VDW: Unsichere Auto-Zukunft bremst Werkzeugmaschinenbau

VDW-Chef Dr. Wilfried Schäfer: „Viele Länder müssen nun ausbaden, was internationale Politiker täglich vom Zaune brechen.“ Bild: VDW

Die Bestellungen aus dem Inland gingen demnach um 28 Prozent zurück. Die Auslandsorders verloren 18 Prozent. Im ersten Halbjahr 2019 sank der Auftragseingang um 21 Prozent. Das Inland notierte 19 Prozent im Minus, das Ausland 23 Prozent. 

„Auch im zweiten Quartal liegen die Bestellungen abermals gut ein Fünftel unter dem starken Vorjahr“, konstatiert Dr. Wilfried Schäfer, Geschäftsführer des VDW (Verein Deutscher Werkzeugmaschinenfabriken), die Faktenlage. Der Basiseffekt könne nicht mehr darüber hinwegtäuschen, dass die Investitionen im Maschinen- und Anlagenbau weltweit rückläufig sind, so Schäfer weiter.

Die Werkzeugmaschinenindustrie könne sich nicht freimachen von den Ursachen, die die gesamte Weltwirtschaft in Turbulenzen stürzen und schon vielfach benannt worden seien. „Im Kreise der internationalen Anbieter befinden wir uns in bester Gesellschaft. Die Bestellungen von Werkzeugmaschinen sind weltweit eingebrochen. Viele Länder müssen nun ausbaden, was internationale Politiker täglich vom Zaune brechen“, kommentiert Schäfer.

Als reiner Investitionsgüterlieferant und Ausrüster der Industrie sei die Werkzeugmaschinenindustrie (sie repräsentiert in Deutschland einen Jahresumsatz von ca. 17 Milliarden Euro) dem Sog aus der Nachfrageschwäche der größten Abnehmerbranchen Maschinenbau und Automobilindustrie ausgesetzt, die durch den lange verzögerten Transformationsprozess hin zu neuen Antriebstechnologien zusätzlich verunsichert ist und Investitionen zurückschraubt.

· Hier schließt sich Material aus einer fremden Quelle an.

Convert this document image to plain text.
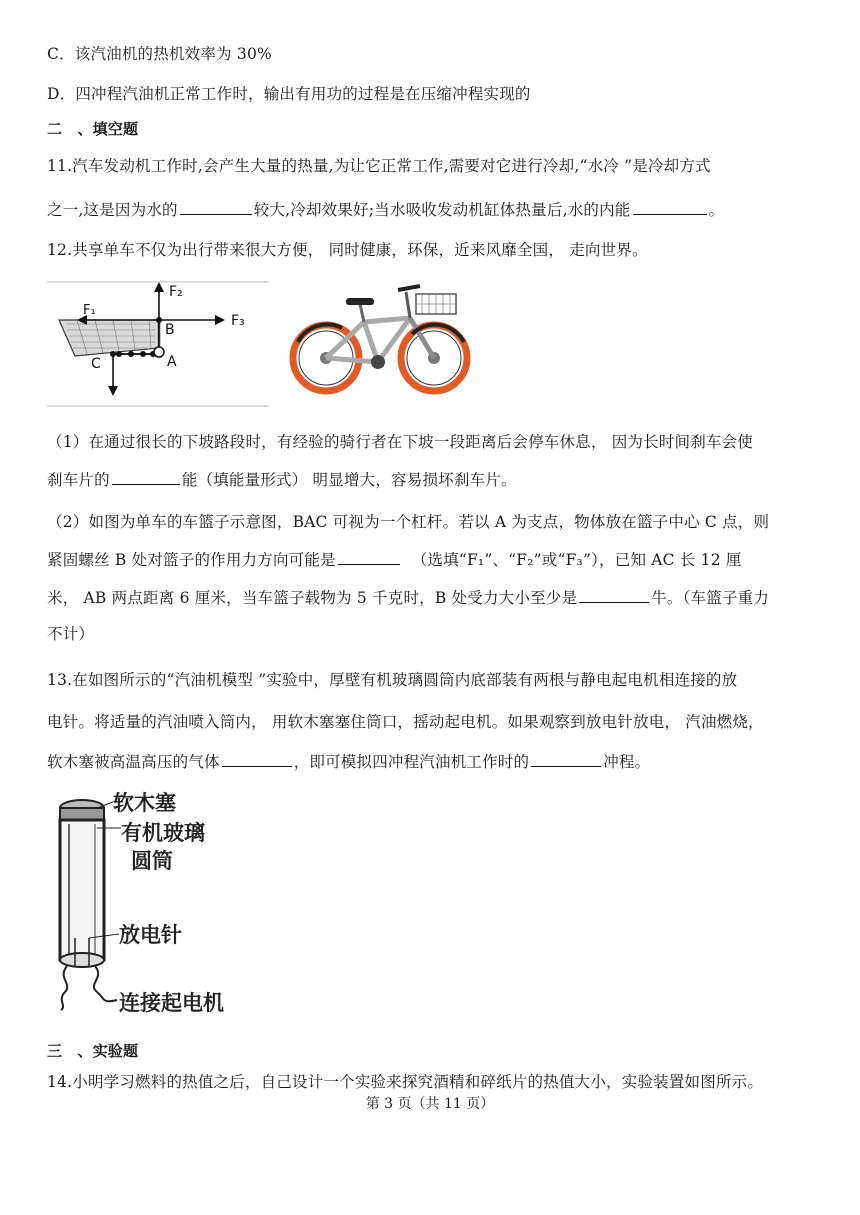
C．该汽油机的热机效率为 30%
D．四冲程汽油机正常工作时，输出有用功的过程是在压缩冲程实现的
二　、填空题
11.汽车发动机工作时,会产生大量的热量,为让它正常工作,需要对它进行冷却,“水冷 ”是冷却方式
之一,这是因为水的	较大,冷却效果好;当水吸收发动机缸体热量后,水的内能	。
12.共享单车不仅为出行带来很大方便， 同时健康，环保，近来风靡全国， 走向世界。
F₂
F₃
F₁
B
A
C
（1）在通过很长的下坡路段时，有经验的骑行者在下坡一段距离后会停车休息， 因为长时间刹车会使
刹车片的	能（填能量形式） 明显增大，容易损坏刹车片。
（2）如图为单车的车篮子示意图，BAC 可视为一个杠杆。若以 A 为支点，物体放在篮子中心 C 点，则
紧固螺丝 B 处对篮子的作用力方向可能是	（选填“F₁”、“F₂”或“F₃”），已知 AC 长 12 厘
米， AB 两点距离 6 厘米，当车篮子载物为 5 千克时，B 处受力大小至少是	牛。（车篮子重力
不计）
13.在如图所示的“汽油机模型 ”实验中，厚壁有机玻璃圆筒内底部装有两根与静电起电机相连接的放
电针。将适量的汽油喷入筒内， 用软木塞塞住筒口，摇动起电机。如果观察到放电针放电， 汽油燃烧，
软木塞被高温高压的气体	，即可模拟四冲程汽油机工作时的	冲程。
软木塞
有机玻璃
圆筒
放电针
连接起电机
三　、实验题
14.小明学习燃料的热值之后，自己设计一个实验来探究酒精和碎纸片的热值大小，实验装置如图所示。
第 3 页（共 11 页）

Innerhalb der Triade halten sich die Europäer dennoch am besten. Die Bestellungen aus den Euroländern sind über die ersten sechs Monate „nur“ um 5 Prozent zurückgegangen, die der Nicht-Euroländer hingegen um 28 Prozent. 

Aktuell flankiert wird die Branchenanalyse des VDW vom Konjunkturbarometer des Mannheimer Zentrum für Europäische Wirtschaftsforschung (ZEW) für den Monat August 2019: Die ZEW-Konjunkturerwartungen für Deutschland sind um 19,6 Punkte auf minus 44,1 Punkte zurückgegangen - das ist der niedrigste Stand seit Dezember 2011. 

„Die erneute Eskalation im Handelsstreit zwischen den USA und China, das damit verbundene Risiko eines globalen Abwertungswettlaufs sowie die gestiegene Wahrscheinlichkeit für einen No Deal-Brexit treffen auf ein ohnehin abgeschwächtes Wirtschaftswachstum", nennt Prof. Achim Wambach als wichtigste Gründe. Der ZEW-Präsident geht außerdem davon aus, dass sich die Entwicklung der deutschen Exporte und der Industrieproduktion weiter verschlechtern.